Vers de nouvelles normes dans les maisons de repos ?

Outre la discussion concernant le nouveau décret relatif aux centres d’habitation et de soins, la reformulation de l’annexe B, les normes de reconnaissance des maisons de repos, ne semble plus pouvoir encore longtemps être postposée. On ne pourra faire autrement que de procéder au remaniement du texte existant, datant principalement de 1985, dans le prolongement du nouveau décret à venir. Sans oublier que le cadre entier des centres d’habitation et de soins sera prochainement mis en lien avec les soins à domicile et que le futur résident et/ou son aide de proximité auront d’autres attentes et des exigences plus élevées en ce qui concerne les commodités.

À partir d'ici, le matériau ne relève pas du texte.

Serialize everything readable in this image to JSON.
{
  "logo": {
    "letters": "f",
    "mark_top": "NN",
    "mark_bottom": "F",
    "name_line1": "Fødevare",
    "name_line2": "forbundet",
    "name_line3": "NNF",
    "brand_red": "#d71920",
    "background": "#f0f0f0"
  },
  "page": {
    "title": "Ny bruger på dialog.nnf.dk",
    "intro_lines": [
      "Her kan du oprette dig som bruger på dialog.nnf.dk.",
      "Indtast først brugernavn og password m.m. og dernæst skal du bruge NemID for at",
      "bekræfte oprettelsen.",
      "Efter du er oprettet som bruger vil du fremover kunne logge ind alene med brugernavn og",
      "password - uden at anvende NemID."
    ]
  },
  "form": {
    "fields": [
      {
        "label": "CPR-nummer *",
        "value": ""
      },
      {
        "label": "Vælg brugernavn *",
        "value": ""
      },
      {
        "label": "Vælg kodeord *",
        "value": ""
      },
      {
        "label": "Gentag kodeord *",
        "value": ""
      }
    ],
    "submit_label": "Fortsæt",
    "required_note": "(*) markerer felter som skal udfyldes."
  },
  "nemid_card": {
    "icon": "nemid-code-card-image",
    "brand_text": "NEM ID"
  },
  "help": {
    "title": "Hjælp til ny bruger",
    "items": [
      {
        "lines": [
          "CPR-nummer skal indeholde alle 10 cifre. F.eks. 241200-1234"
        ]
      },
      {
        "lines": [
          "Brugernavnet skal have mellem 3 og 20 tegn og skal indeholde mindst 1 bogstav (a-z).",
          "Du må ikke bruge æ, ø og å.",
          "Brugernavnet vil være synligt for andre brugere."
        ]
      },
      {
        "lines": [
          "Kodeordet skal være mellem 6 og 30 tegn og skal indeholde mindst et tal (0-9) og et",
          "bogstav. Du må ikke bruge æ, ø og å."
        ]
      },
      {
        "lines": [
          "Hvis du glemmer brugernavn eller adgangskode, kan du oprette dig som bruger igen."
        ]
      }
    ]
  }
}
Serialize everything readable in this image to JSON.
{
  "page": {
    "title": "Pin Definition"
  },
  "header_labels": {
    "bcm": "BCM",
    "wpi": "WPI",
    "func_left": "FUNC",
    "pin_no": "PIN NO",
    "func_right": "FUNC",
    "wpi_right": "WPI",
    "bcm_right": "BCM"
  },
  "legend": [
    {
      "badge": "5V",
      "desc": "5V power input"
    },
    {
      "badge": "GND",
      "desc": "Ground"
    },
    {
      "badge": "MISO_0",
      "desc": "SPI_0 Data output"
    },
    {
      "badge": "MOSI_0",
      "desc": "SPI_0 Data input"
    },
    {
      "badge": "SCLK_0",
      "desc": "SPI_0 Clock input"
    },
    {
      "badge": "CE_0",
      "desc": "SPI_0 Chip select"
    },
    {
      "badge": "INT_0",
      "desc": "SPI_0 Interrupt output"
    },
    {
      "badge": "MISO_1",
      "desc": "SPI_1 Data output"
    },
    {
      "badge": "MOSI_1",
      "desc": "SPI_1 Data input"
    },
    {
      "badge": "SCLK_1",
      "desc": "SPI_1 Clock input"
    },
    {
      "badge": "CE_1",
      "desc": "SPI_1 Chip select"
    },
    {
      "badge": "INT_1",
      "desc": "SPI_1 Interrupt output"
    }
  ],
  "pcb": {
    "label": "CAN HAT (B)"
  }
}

C’est pourquoi il est nécessaire qu’après plus de 20 ans de décret relatif aux personnes âgées, le texte soit corrigé. Les valeurs telles que le droit de participation du résident et des aides de proximité devront être plus amplement prises en compte. Ce qui est dû d’une part à leur plus grande autonomie et d’autre part à l’accent mis sur la transparence. Les décisions ayant un impact sur les résidents doivent au moins être communiquées ou l’avis des résidents doit être consulté de manière non-contraignante.
Il est évident que le conseil des résidents, comme il existe aujourd’hui, peut s’avérer insuffisant en terme de droit de participation. C’est pourquoi une autre vision sera très probablement rédigée à cet effet. Il semble logique que le nom de ce conseil sera revu : une proposition peut être de l’appeler « conseil des utilisateurs ». La composition aussi paraît devoir connaître quelques modifications. En fait, il est urgent que la norme à ce sujet soit changée. Beaucoup de maisons de repos ont déjà complété leur conseil de résidents avec, par exemple, des membres de la famille, des aides de proximité et de volontaires.
Il est possible que finalement le titre de directeur soit donné au responsable quotidien et cette fonction devra, en raison des compétences professionnelles qu’elle requiert, être occupée par des personnes ayant un haut niveau d’éducation et des années d’expérience. Cependant, il faudra ici aussi, lors de la modification des normes de reconnaissance, bien peser quelle sera la plus-value ou l’effet sur la qualité de vie et la qualité des soins des résidents. Si de nouvelles normes ou un tout nouveau décret relatif aux centres d’habitation et de soins occasionnent un surcoût organisationnel, ce seront soit les résidents individuels soit l’ensemble de la population flamande qui devront payer ce supplément.